El libro se adentra en el mundo del trabajo, conectando muchos conceptos teóricos de la sociología y la política con nuestra rutina cotidiana, para diseccionar las relaciones de clase que configuran el capitalismo actual: “los empleadores siempre intentarán maximizar sus ganancias, lo cual significa que tienen una relación política particular con sus empleados”. Esta relación es clave, es el corazón, el centro del laberinto edificado por el capitalismo para mantenernos alejados, alienados (del fruto de nuestro trabajo, de los medios de producción, de nuestra conciencia de clase...).

Amelia Horgan también plantea alternativas y caminos para escapar. En España las huelgas políticas y de solidaridad están prohibidas. Es uno de los amargos frutos de la transición, resultado de un pacto entre fuerzas sociales, políticas, sindicales y económicas dispuestas a tolerar ciertos avances a costa de frenar las legítimas aspiraciones de una clase trabajadora en pie de guerra. En un momento de efervescencia, con niveles altísimos de movilización en los centros de trabajo y en la calle, se tuvo que recurrir a acciones de extrema violencia, como los asesinatos de Atocha o el golpe de estado de Tejero, para disciplinar al movimiento obrero y a la sociedad en su conjunto. Así construye sus laberintos el capitalismo.

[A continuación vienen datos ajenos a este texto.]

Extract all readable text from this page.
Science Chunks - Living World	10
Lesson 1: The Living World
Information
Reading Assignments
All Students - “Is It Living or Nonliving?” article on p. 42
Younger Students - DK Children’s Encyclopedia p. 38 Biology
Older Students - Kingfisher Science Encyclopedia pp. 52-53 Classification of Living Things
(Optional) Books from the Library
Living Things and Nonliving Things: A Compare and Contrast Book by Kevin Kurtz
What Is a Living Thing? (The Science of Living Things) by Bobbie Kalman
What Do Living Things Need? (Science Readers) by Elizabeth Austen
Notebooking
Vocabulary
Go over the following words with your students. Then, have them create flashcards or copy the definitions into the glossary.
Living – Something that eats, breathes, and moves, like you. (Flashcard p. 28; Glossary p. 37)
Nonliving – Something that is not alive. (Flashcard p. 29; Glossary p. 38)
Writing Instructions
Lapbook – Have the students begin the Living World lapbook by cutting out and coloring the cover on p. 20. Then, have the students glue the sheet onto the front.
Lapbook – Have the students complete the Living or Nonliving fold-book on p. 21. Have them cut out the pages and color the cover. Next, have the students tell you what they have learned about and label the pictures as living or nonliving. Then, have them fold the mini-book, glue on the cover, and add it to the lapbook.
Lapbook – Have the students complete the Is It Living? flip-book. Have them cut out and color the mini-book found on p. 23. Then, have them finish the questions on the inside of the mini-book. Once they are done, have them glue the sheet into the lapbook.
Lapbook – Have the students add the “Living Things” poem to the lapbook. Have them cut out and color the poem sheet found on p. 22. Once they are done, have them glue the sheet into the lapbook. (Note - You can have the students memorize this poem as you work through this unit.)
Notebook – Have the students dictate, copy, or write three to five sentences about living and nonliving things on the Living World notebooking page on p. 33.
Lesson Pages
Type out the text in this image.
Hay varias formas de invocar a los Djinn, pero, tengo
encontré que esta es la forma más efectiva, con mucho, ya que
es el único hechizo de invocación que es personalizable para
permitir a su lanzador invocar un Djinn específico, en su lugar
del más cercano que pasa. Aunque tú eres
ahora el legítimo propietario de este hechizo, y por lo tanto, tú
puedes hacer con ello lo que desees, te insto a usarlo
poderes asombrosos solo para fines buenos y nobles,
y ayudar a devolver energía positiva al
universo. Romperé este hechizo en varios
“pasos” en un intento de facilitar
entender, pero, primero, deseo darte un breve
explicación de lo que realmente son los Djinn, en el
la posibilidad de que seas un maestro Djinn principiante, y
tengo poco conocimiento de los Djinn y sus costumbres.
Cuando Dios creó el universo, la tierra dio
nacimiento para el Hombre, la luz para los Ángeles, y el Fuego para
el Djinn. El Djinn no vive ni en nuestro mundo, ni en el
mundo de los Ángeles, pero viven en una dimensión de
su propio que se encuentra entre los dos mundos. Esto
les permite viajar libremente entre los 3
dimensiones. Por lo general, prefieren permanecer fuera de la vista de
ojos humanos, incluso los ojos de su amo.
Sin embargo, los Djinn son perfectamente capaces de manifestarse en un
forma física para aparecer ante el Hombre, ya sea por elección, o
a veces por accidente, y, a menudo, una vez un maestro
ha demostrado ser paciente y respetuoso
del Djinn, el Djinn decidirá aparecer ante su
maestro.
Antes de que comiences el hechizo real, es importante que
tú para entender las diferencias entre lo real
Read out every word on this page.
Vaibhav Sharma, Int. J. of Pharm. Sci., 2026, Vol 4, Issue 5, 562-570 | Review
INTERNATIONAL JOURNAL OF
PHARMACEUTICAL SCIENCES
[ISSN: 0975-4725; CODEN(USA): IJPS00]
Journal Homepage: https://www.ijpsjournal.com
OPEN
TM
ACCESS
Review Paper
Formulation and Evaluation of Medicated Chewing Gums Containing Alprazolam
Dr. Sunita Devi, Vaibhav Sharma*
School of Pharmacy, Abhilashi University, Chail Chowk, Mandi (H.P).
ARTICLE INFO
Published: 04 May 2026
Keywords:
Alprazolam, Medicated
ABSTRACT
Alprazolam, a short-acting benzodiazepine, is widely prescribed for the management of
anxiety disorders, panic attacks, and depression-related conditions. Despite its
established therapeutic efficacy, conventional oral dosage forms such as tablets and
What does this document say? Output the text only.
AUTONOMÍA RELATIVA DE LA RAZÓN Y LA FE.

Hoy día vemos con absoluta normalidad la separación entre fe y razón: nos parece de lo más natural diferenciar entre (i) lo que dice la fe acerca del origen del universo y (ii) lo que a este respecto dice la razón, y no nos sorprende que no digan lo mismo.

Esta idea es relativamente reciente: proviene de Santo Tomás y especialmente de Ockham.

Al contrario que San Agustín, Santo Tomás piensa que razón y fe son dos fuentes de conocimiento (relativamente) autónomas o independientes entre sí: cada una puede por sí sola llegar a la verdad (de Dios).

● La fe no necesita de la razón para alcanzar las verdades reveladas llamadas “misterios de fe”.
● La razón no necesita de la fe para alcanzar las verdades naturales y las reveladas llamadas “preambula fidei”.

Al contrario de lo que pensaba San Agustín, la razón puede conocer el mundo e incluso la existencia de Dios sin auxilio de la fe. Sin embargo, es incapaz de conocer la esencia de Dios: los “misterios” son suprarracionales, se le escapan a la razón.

Amelia Horgan no habla de la transición porque su contexto es el británico, pero sí se refiere a la evolución del mercado laboral y a sus transformaciones para resaltar la naturaleza histórica de las relaciones de clase. O dicho de otra manera, las cosas no ocurren porque sí. Aquello que constituye la razón de ser del capitalismo sigue actuando como siempre, no por corrientes ocultas ni ciclos históricos sino por la acción política de quienes dirigen la economía y la sociedad. Para el resto, lo que cambia es la forma de experimentar la realidad que nos envuelve. Cambian los muros, los giros y las curvas, los caminos muertos y los atajos, pero sigue siendo un laberinto del que escapar.

Comparto las propuestas de Amelia Horgan: desarrollar conciencia de clase, construir el poder de los trabajadores pese a las muchas diferencias entre el mundo del trabajo hoy y el mundo del trabajo en el pasado. Sin dejarse engañar, sin dejarse engañar porque el laberinto sigue siendo el mismo, seguimos buscando la salida sin saber siquiera que la buscamos, porque el laberinto es al fin, nuestra vida. Pero es también la vida de la persona que tenemos al lado, el siguiente eslabón de la cadena. Es ahí donde reside nuestra fuerza, en la necesidad de soñar juntos un camino nuevo para atravesar los muros y reconquistar no el cielo, nuestra propia vida fuera del laberinto.